1 Ekim'de Sovyet hükümeti, Amerika Birleşik Devletleri, Büyük Britanya ve Fransa hükümetlerine, Sovyetler Birliği'nin Almanya'daki durumla ilgili olarak şu anda Sovyet'in oluşumuyla bağlantılı olarak yaratılan duruma ilişkin konumunu belirten bir not gönderdi. 20 Eylül'de Birlik. Bonn şehrinde (Almanya'nın batı kısmı) ayrı bir hükümetin şehri. Aynı zamanda Sovyet hükümeti, ayrı bir Bonn hükümetinin kurulmasının, SSCB, ABD, Büyük Britanya ve Fransa hükümetlerinin Almanya'yı tek bir bütün olarak görmeye kararlı olduklarını belirten Potsdam kararlarının ağır bir ihlali olduğunu belirtti. ve Almanya ile bir barış anlaşması imzalama yükümlülüğünün yanı sıra demokratik ve barışsever bir devlete dönüşmesini teşvik etmek.

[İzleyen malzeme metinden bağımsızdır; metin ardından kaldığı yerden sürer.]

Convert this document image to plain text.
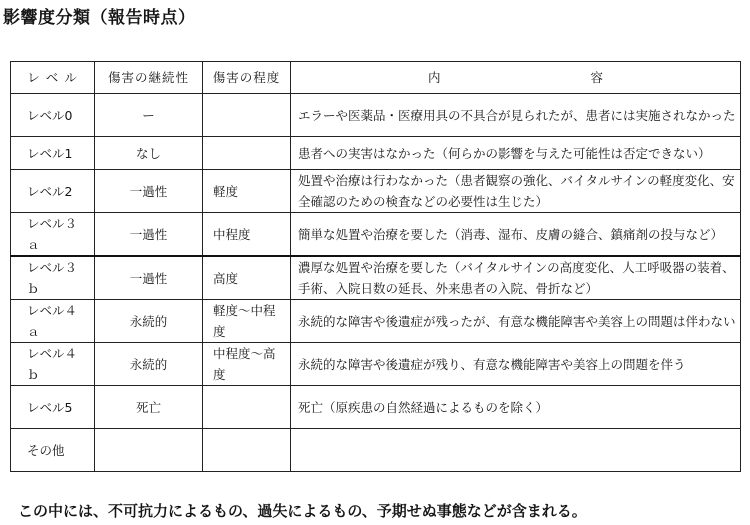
影響度分類（報告時点）
レ ベ ル	傷害の継続性	傷害の程度	内 容
レベル0	ー		エラーや医薬品・医療用具の不具合が見られたが、患者には実施されなかった
レベル1	なし		患者への実害はなかった（何らかの影響を与えた可能性は否定できない）
レベル2	一過性	軽度	処置や治療は行わなかった（患者観察の強化、バイタルサインの軽度変化、安全確認のための検査などの必要性は生じた）
レベル３ａ	一過性	中程度	簡単な処置や治療を要した（消毒、湿布、皮膚の縫合、鎮痛剤の投与など）
レベル３ｂ	一過性	高度	濃厚な処置や治療を要した（バイタルサインの高度変化、人工呼吸器の装着、手術、入院日数の延長、外来患者の入院、骨折など）
レベル４ａ	永続的	軽度～中程度	永続的な障害や後遺症が残ったが、有意な機能障害や美容上の問題は伴わない
レベル４ｂ	永続的	中程度～高度	永続的な障害や後遺症が残り、有意な機能障害や美容上の問題を伴う
レベル5	死亡		死亡（原疾患の自然経過によるものを除く）
その他			
この中には、不可抗力によるもの、過失によるもの、予期せぬ事態などが含まれる。
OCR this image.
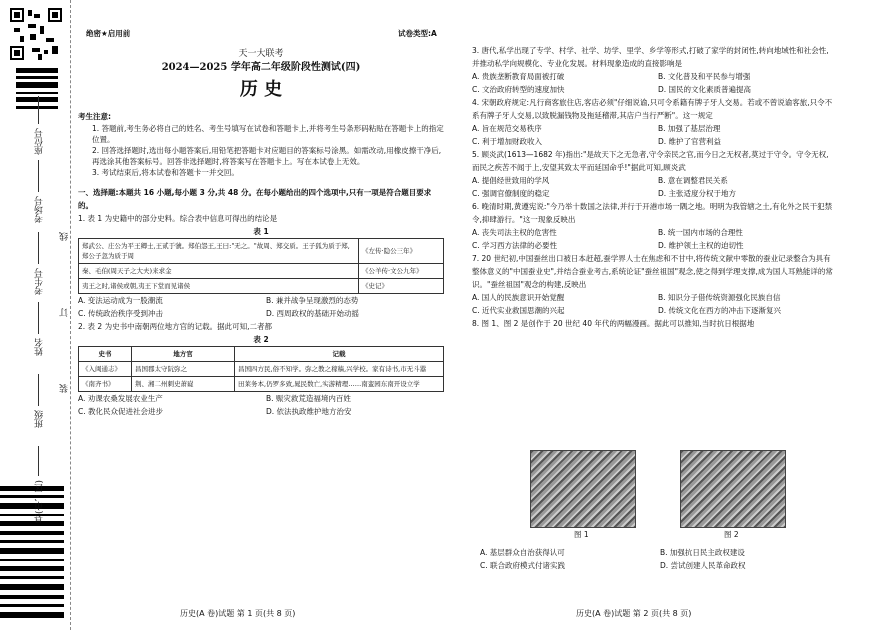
座位号
考场号
考生号
姓名
班级
县(市、区)
线
订
装
绝密★启用前	试卷类型:A
天一大联考
2024—2025 学年高二年级阶段性测试(四)
历 史
考生注意:
1. 答题前,考生务必将自己的姓名、考生号填写在试卷和答题卡上,并将考生号条形码粘贴在答题卡上的指定位置。
2. 回答选择题时,选出每小题答案后,用铅笔把答题卡对应题目的答案标号涂黑。如需改动,用橡皮擦干净后,再选涂其他答案标号。回答非选择题时,将答案写在答题卡上。写在本试卷上无效。
3. 考试结束后,将本试卷和答题卡一并交回。
一、选择题:本题共 16 小题,每小题 3 分,共 48 分。在每小题给出的四个选项中,只有一项是符合题目要求的。

1. 表 1 为史籍中的部分史料。综合表中信息可得出的结论是

表 1
郑武公、庄公为平王卿士,王贰于虢。郑伯怨王,王曰:"无之。"故周、郑交质。王子狐为质于郑,郑公子忽为质于周	《左传·隐公三年》
秦、毛伯(周天子之大夫)来求金	《公羊传·文公九年》
夷王之时,诸侯或朝,夷王下堂而见诸侯	《史记》

A. 变法运动成为一股潮流	B. 兼并战争呈现激烈的态势

C. 传统政治秩序受到冲击	D. 西周政权的基础开始动摇

2. 表 2 为史书中南朝两位地方官的记载。据此可知,二者都

表 2
史书	地方官	记载
《入闽通志》	昌国郡太守阮弥之	昌国四方民,俗不知学。弥之教之稼穑,兴学校。家有诗书,市无斗嚣
《南齐书》	荆、湘二州刺史萧嶷	田莱务本,仍罗多致,晁民数亡,实游精理……南蛮园东南开设立学

A. 劝课农桑发展农业生产	B. 赈灾救荒造福境内百姓

C. 教化民众促进社会进步	D. 依法执政维护地方治安

3. 唐代,私学出现了专学、村学、社学、坊学、里学、乡学等形式,打破了家学的封闭性,转向地域性和社会性,并推动私学向规模化、专业化发展。材料现象造成的直接影响是

A. 贵族垄断教育局面被打破	B. 文化普及和平民参与增强

C. 文治政府转型的速度加快	D. 国民的文化素质普遍提高

4. 宋朝政府规定:凡行商客旅住店,客店必须"仔细说谕,只可令系籍有牌子牙人交易。若或不曾说谕客旅,只令不系有牌子牙人交易,以致脱漏钱物及拖延稽滞,其店户当行严断"。这一规定

A. 旨在规范交易秩序	B. 加强了基层治理

C. 利于增加财政收入	D. 维护了官营利益

5. 顾炎武(1613—1682 年)指出:"是故天下之无急者,守令亲民之官,而今日之无权者,莫过于守令。守令无权,而民之疾苦不闻于上,安望其致太平而延国命乎!"据此可知,顾炎武

A. 提倡经世致用的学风	B. 意在调整君民关系

C. 强调官僚制度的稳定	D. 主张适度分权于地方

6. 晚清时期,黄遵宪说:"今乃举十数国之法律,并行于开港市场一隅之地。明明为我管辖之土,有化外之民干犯禁令,抑肆游行。"这一现象反映出

A. 丧失司法主权的危害性	B. 统一国内市场的合理性

C. 学习西方法律的必要性	D. 维护领土主权的迫切性

7. 20 世纪初,中国蚕丝出口被日本赶超,蚕学界人士在焦虑和不甘中,将传统文献中零散的蚕业记录整合为具有整体意义的"中国蚕业史",并结合蚕业考古,系统论证"蚕丝祖国"观念,使之得到学理支撑,成为国人耳熟能详的常识。"蚕丝祖国"观念的构建,反映出

A. 国人的民族意识开始觉醒	B. 知识分子借传统资源强化民族自信

C. 近代实业救国思潮的兴起	D. 传统文化在西方的冲击下逐渐复兴

8. 图 1、图 2 是创作于 20 世纪 40 年代的两幅漫画。据此可以推知,当时抗日根据地

图 1	图 2

A. 基层群众自治获得认可	B. 加强抗日民主政权建设

C. 联合政府模式付诸实践	D. 尝试创建人民革命政权

历史(A 卷)试题 第 1 页(共 8 页)	历史(A 卷)试题 第 2 页(共 8 页)
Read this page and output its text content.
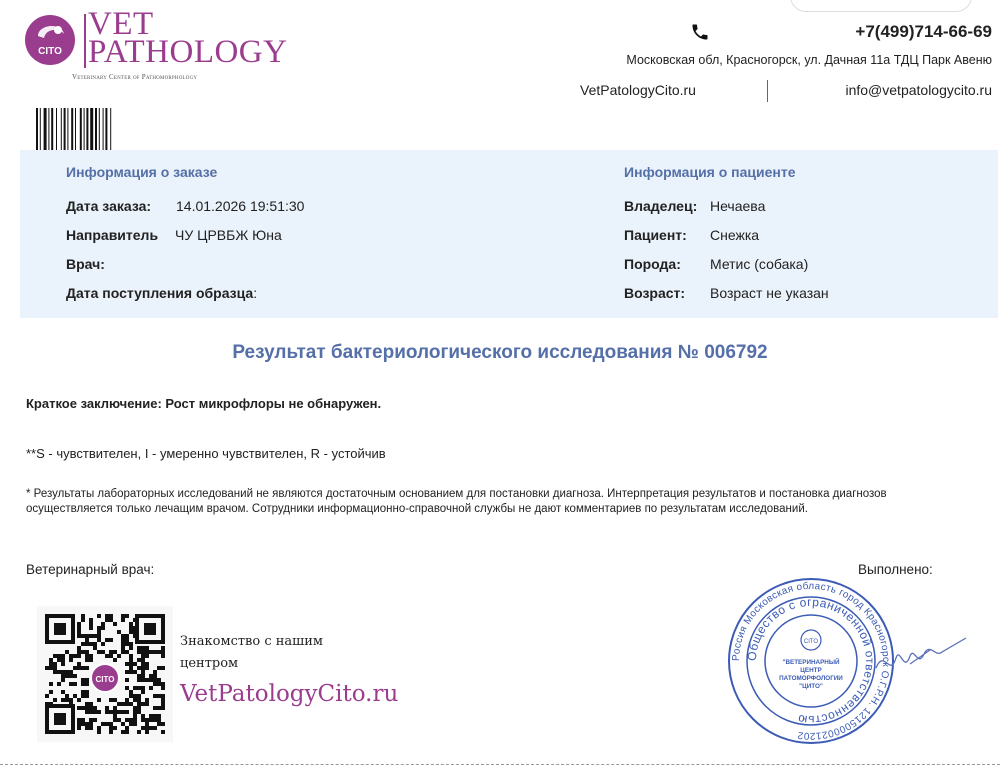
CITO
VET
PATHOLOGY
Veterinary Center of Pathomorphology
+7(499)714-66-69
Московская обл, Красногорск, ул. Дачная 11а ТДЦ Парк Авеню
VetPatologyCito.ru	info@vetpatologycito.ru
Информация о заказе
Дата заказа: 14.01.2026 19:51:30
Направитель ЧУ ЦРВБЖ Юна
Врач:
Дата поступления образца:
Информация о пациенте
Владелец: Нечаева
Пациент: Снежка
Порода: Метис (собака)
Возраст: Возраст не указан
Результат бактериологического исследования № 006792
Краткое заключение: Рост микрофлоры не обнаружен.
**S - чувствителен, I - умеренно чувствителен, R - устойчив
* Результаты лабораторных исследований не являются достаточным основанием для постановки диагноза. Интерпретация результатов и постановка диагнозов осуществляется только лечащим врачом. Сотрудники информационно-справочной службы не дают комментариев по результатам исследований.
Ветеринарный врач:	Выполнено:
CITO
Знакомство с нашим
центром
VetPatologyCito.ru
Россия Московская область город Красногорск О.Г.Р.Н. 1215000021202
Общество с ограниченной ответственностью
CITO
"ВЕТЕРИНАРНЫЙ
ЦЕНТР
ПАТОМОРФОЛОГИИ
"ЦИТО"
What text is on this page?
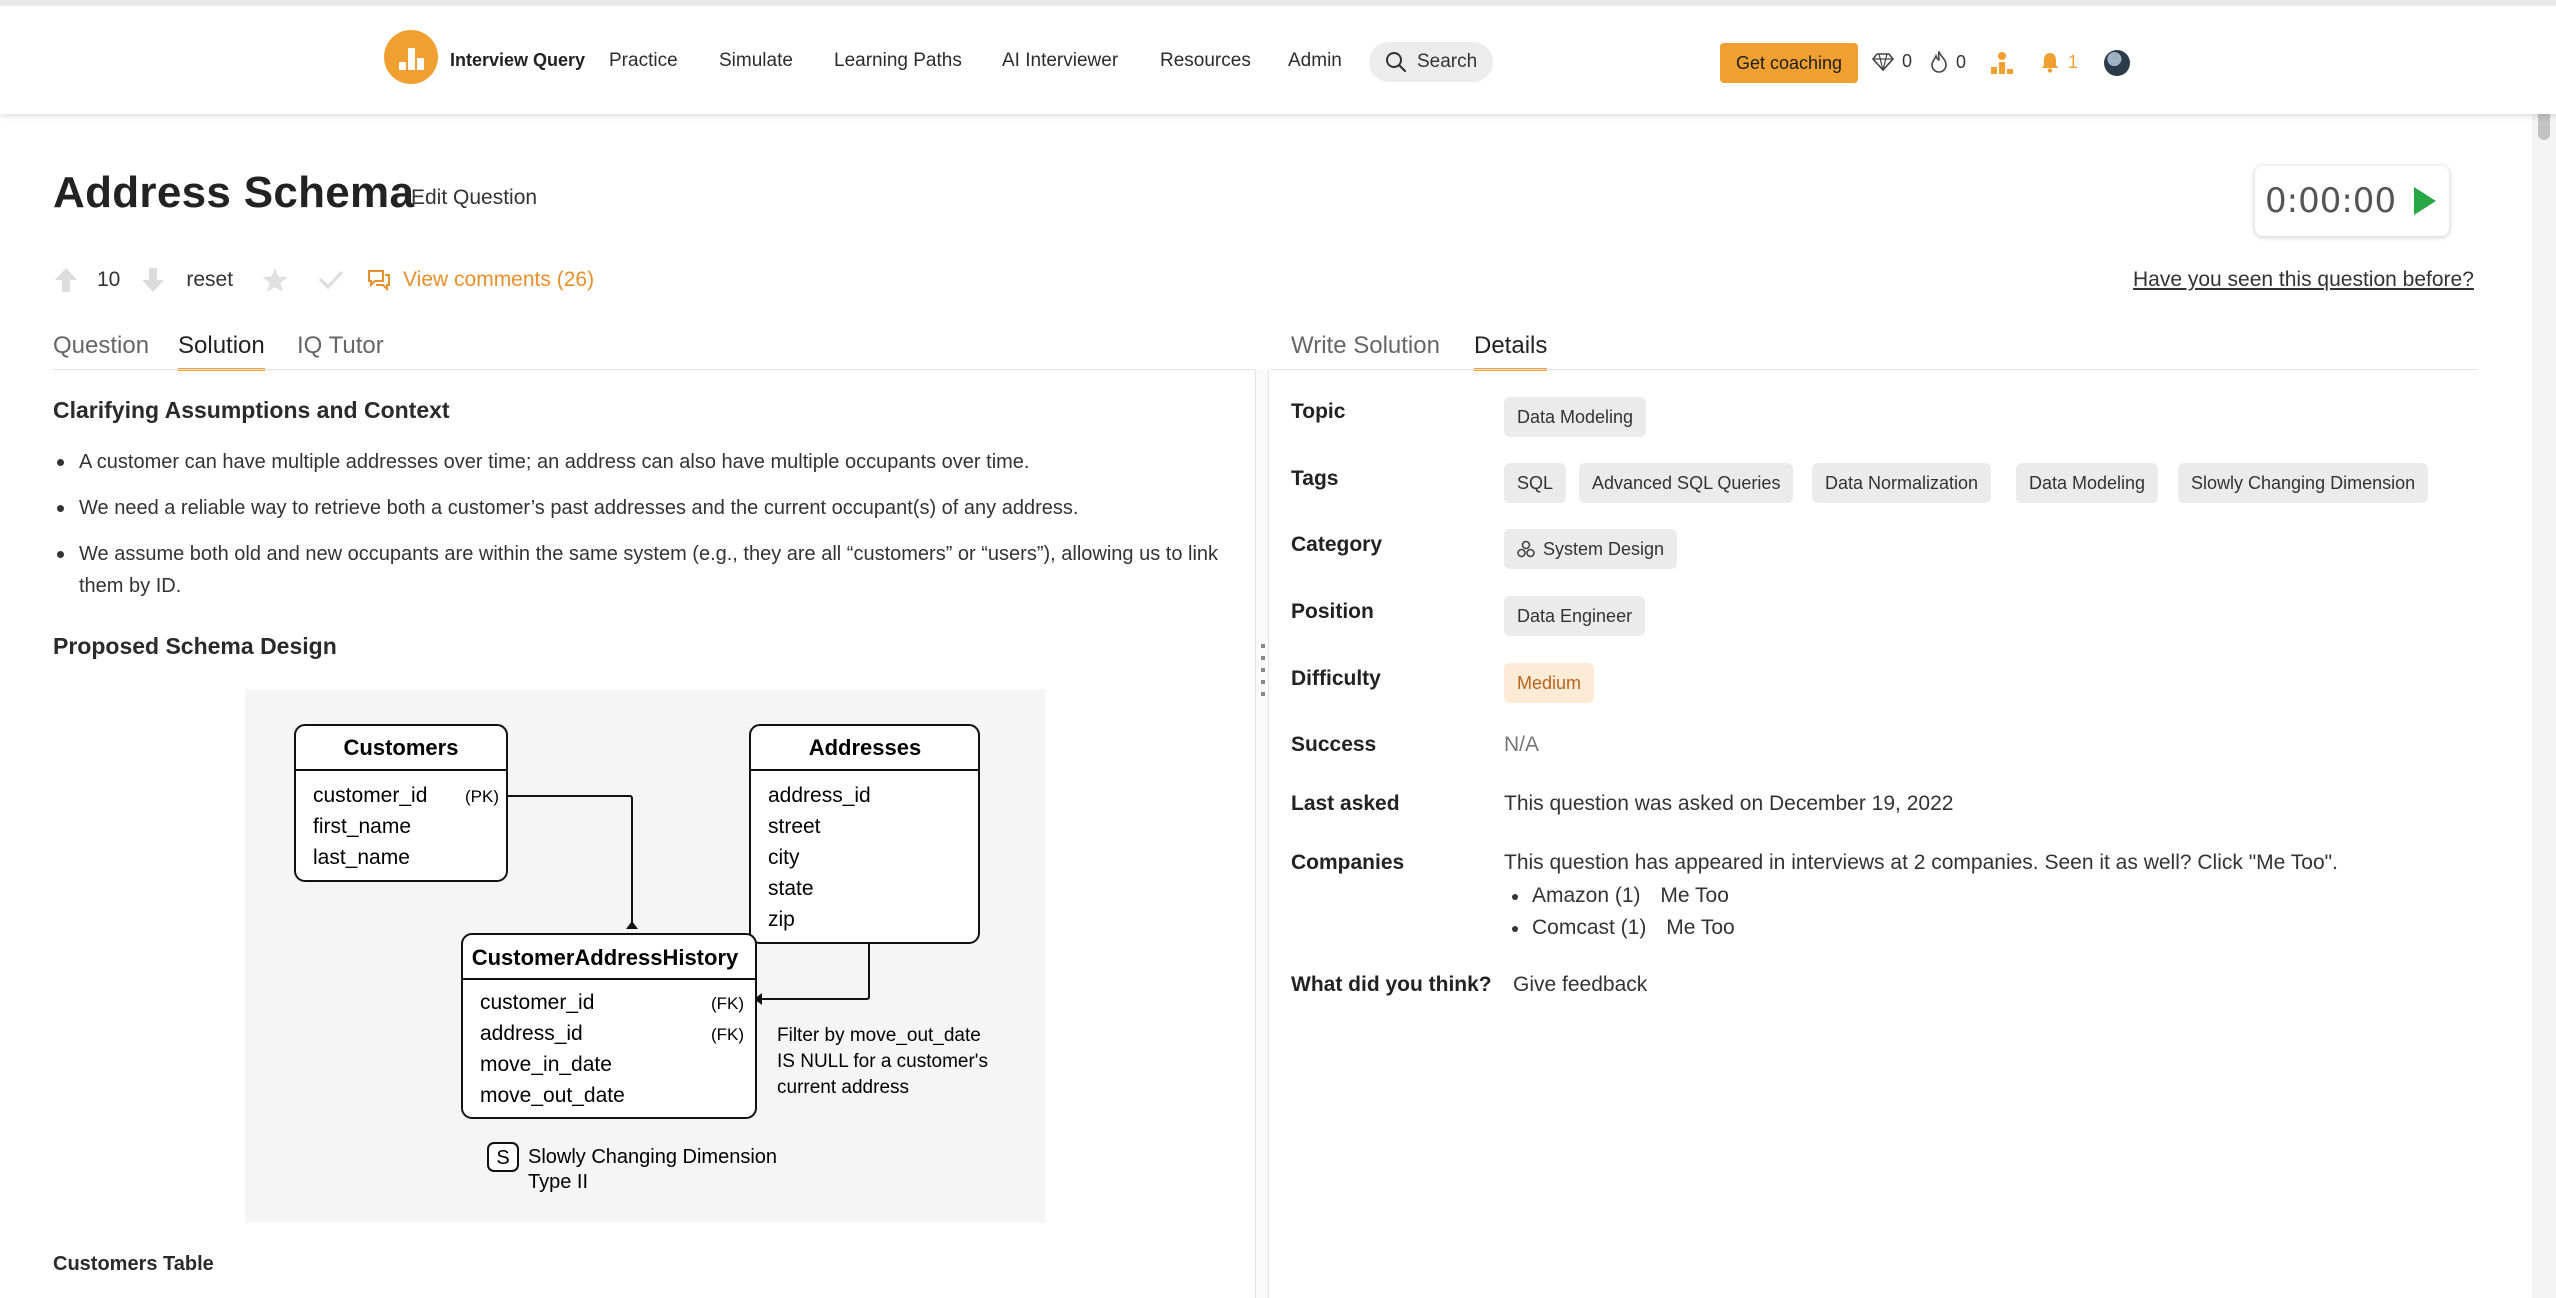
Interview Query Practice Simulate Learning Paths AI Interviewer Resources Admin	Search	Get coaching	0 0	1
Address Schema
Edit Question	0:00:00
10	reset	View comments (26)	Have you seen this question before?
Question Solution IQ Tutor	Write Solution Details
Clarifying Assumptions and Context
A customer can have multiple addresses over time; an address can also have multiple occupants over time.
We need a reliable way to retrieve both a customer’s past addresses and the current occupant(s) of any address.
We assume both old and new occupants are within the same system (e.g., they are all “customers” or “users”), allowing us to link them by ID.
Proposed Schema Design
Customers
customer_id (PK)
first_name
last_name
Addresses
address_id
street
city
state
zip
CustomerAddressHistory
customer_id	(FK)
address_id	(FK)
move_in_date
move_out_date
Filter by move_out_date
IS NULL for a customer's
current address
S Slowly Changing Dimension
Type II
Customers Table
Topic	Data Modeling
Tags	SQL	Advanced SQL Queries	Data Normalization	Data Modeling	Slowly Changing Dimension
Category	System Design
Position	Data Engineer
Difficulty	Medium
Success	N/A
Last asked	This question was asked on December 19, 2022
Companies	This question has appeared in interviews at 2 companies. Seen it as well? Click "Me Too".
Amazon (1) Me Too
Comcast (1) Me Too
What did you think? Give feedback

Almanya'nın birliğini yeniden tesis etme yolunda artık bir dizi engel yaratıldı. Örneğin, Bonn'da oluşturulan kukla "hükümetin" birleşik, demokratik, barışsever bir Almanya'nın yeniden kurulması amacına hizmet edemeyeceğini kim net olarak bilmiyor? Bonn hükümetinin kurulması ise tam tersine Almanya'daki bölünmeyi derinleştirmeyi amaçlıyor.

Bu koşullar altında, Alman demokratik çevrelerinin, Almanya'nın birliğini yeniden tesis etme ve demokratik ve barışçıl ilkeler temelinde yeniden canlandırma çabalarını kendi ellerine alma arzusunu meşru görmemek mümkün değildir. Sovyet hükümeti, Alman Halk Konseyi'nin Alman Demokratik Cumhuriyeti anayasasının uygulanmasına ve Berlin'de Alman Demokratik Cumhuriyeti Geçici Hükümetinin kurulmasına ilişkin kararlarının anlamını burada görüyor.

Alman Halk Konseyi'nin yukarıdaki kararlarıyla bağlantılı olarak Sovyet hükümeti, daha önce Sovyet Askeri İdaresi'ne ait olan yönetim işlevlerini Alman Demokratik Cumhuriyeti Geçici Hükümeti'ne devretmeye karar verdi.

Almanya'daki Sovyet Askeri İdaresi yerine, Potsdam'ın uygulanmasını ve dört gücün Almanya'ya ilişkin diğer ortak kararlarını denetleme görevi üstlenecek bir Sovyet Kontrol Komisyonu oluşturulacak.

Almanya Sovyet Askeri İdaresi Başkanı Orgeneral V.I. Chuikov'un, Alman Halk Konseyi'nin Alman Demokratik Cumhuriyeti Anayasasının uygulanmasına ve Berlin'de Geçici Hükümet'in kurulmasına ilişkin kararlarıyla bağlantılı olarak yaptığı açıklama. Alman Demokratik Cumhuriyeti, 11 Ekim 1949.